In 1946, Harry Moore and his wife Harriette were fired from their jobs as teachers in Brevard. Mr. Moore was offered a full time paid position as an organizer for the Florida NAACP.

That same year the Supreme Court of Florida ruled that African Americans could vote in the Democratic Primaries. Mr. Moore's struggles to register voters started to pay off, in 1946 Florida had 32,280 African Americans registered as Democrats and 15,877 as Republicans. By 1950 there were more than 116,000 African Americans registered as Democrats in Florida and very few Republicans.

This did not sit well with the NAACP's Republican leadership. Mr. Moore who was the head of Florida's branch of the NAACP was no longer invited to NAACP meetings. His position was changed to unpaid and finally in November 1951, Mr. Moore was fired from his position as the NAACP Executive Director of the Florida Branch.

On Christmas Day in 1951, a bomb was set off under the Moore's home killing Harry T. Moore and his wife Harriette. There was an international outcry.

After his death Langston Hughes wrote the commemorative poem "The Ballad of Harry T. Moore."  The NAACP awarded Moore the Spingarn Medal which is given annually to an African American for "outstanding achievement." Newspapers around the world editorialized about his murder. Other nations registered their protests to his murder at the United Nations.
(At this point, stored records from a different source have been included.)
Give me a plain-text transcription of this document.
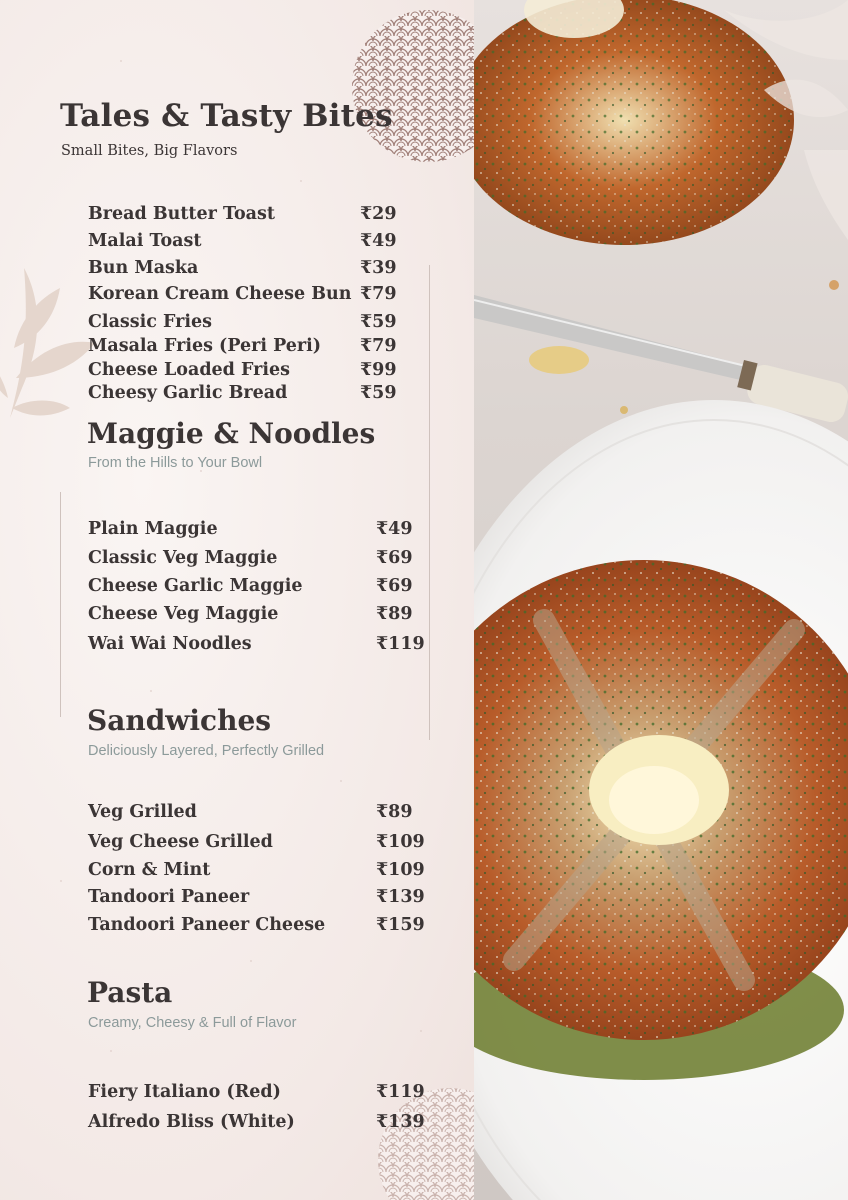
Tales & Tasty Bites
Small Bites, Big Flavors
Bread Butter Toast	₹29
Malai Toast	₹49
Bun Maska	₹39
Korean Cream Cheese Bun ₹79
Classic Fries	₹59
Masala Fries (Peri Peri) ₹79
Cheese Loaded Fries	₹99
Cheesy Garlic Bread	₹59
Maggie & Noodles
From the Hills to Your Bowl
Plain Maggie	₹49
Classic Veg Maggie	₹69
Cheese Garlic Maggie	₹69
Cheese Veg Maggie	₹89
Wai Wai Noodles	₹119
Sandwiches
Deliciously Layered, Perfectly Grilled
Veg Grilled	₹89
Veg Cheese Grilled	₹109
Corn & Mint	₹109
Tandoori Paneer	₹139
Tandoori Paneer Cheese	₹159
Pasta
Creamy, Cheesy & Full of Flavor
Fiery Italiano (Red)	₹119
Alfredo Bliss (White)	₹139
The NAACP held large rallies in major cities including one at Madison Square Gardens in New York.  In the outcry over the Moores' murder the NAACP raised over a million dollars according to Before His Time: The Untold Story of Harry T. Moore, America's First Civil Rights Martyr by Ben Green, Stetson Kennedy.

Moore's legacy as an important civil rights leader was largely forgotten. Recently, Mr. Moore is receiving renewed recognition with several books and movies about his life. In 2013, Harry T. Moore and Harriette Moore were inducted into the Florida Civil Rights Hall of Fame.